AI standards on the rise
But there are widespread industry efforts to make AI systems more transparent, he says. For example, LivePerson is involved in the EqualAI initiative, focusing on preventing and correcting bias in artificial intelligence by developing guidelines, standards and tools.
Existing standards bodies have also been working to address these issues. Red Hat, for example, is working with several standards designed to help AI and machine learning systems be more transparent, says Edson Tirelli, Red Hat’s development manager for business automation.
“These standards help open up the box,” he says.
One such standard is the Decision Model and Notation standard from the Object Management Group.
This relatively recent standard helps close some gaps in understanding all the steps involved in a company’s decision-making process, Tirelli says. “You can have all the tracing of every step of that decision or business process, all the way down to the AI part.”
The standards also make it easier to move processes and models between vendor platforms. But besides Red Hat, only a handful of companies are supporting DMN.
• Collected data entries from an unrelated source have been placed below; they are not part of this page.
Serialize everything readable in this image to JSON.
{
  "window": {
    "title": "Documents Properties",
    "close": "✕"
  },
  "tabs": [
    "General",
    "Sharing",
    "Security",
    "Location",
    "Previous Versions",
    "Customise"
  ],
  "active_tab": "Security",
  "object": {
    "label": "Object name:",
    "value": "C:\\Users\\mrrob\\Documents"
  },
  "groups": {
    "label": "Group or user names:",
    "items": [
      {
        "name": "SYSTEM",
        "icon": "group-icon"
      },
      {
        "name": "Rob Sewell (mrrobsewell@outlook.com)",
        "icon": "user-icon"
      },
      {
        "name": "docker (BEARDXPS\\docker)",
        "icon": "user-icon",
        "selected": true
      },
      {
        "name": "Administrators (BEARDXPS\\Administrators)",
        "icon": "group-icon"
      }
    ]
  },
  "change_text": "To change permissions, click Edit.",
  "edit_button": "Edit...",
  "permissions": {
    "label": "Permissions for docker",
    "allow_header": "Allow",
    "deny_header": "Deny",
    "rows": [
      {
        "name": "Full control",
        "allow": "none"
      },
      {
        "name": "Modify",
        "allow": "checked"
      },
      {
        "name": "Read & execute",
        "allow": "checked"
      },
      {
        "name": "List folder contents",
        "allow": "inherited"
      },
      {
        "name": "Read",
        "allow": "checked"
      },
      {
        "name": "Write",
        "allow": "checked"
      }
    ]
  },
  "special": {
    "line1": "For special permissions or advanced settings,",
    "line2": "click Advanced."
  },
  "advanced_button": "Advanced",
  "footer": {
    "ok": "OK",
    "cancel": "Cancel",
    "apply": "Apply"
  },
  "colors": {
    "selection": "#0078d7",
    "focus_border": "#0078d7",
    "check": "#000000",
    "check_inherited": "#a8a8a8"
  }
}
The Object Management Group’s Business Process Model and Notation standard, however, is supported by hundreds of vendors, Tirelli adds.
“Virtually all tools out there support PMML [Predictive Model Markup Language], or the sibling standard, the Portable Format for Analytics,” he says. “It’s supported by basically every tool out there that creates machine learning models.”
These standards connect with each other to provide the functionality for explainable AI, he says.
As AI is used for more complicated tasks, explainability gets more challenging, says Mark Stefik, research fellow at PARC.
“It doesn’t help if the explanation gives you 5,000 rules,” he says.
For example, PARC has been working on a project for DARPA, the Defense Advanced Research Projects Agency, involving training drones for forest ranger rescue missions. For simple tasks, it is easier to know when to trust the system than it is for expert-level missions in complex mountain or desert scenarios.
“We’re making a lot of progress on that, but I wouldn’t say that we have explainability for all kinds of AI,” he says.
The final challenge and the one that may be the hardest yet is that of common sense.
“The holy grail is causal reasoning, and that’s the direction I and other people like myself are heading towards,” says Alexander Wong, Canada Research Chair in the field of AI at the University of Waterloo.
Today, he says, it’s difficult for computer systems to decouple correlation and causation. Does the ringing of the alarm clock cause the sun to come up?
“We want to find a way to separate spurious correlations from true causation,” he says. “It’s hard to even train a person to do proper causal reasoning. It is a very, very difficult problem.”
This ability to think through a chain of causation is what people talk about when they talk about general artificial intelligence, he says.
“We’re making good headway in that direction,” Wong adds. “But the ultimate form of causal reasoning, if I had to guess, would be within a time frame.”
But even if explainable AI is still in its infancy, it doesn’t mean that companies should wait.
“Explainability, even in its current form, is still very useful for a lot of business processes,” Wong says. “If you start using it right now, the system you build will be so much head of other people — and will also be a lot more fair. When it comes to responsible AI, one of my core beliefs is that explainability and transparency are a key part of it.”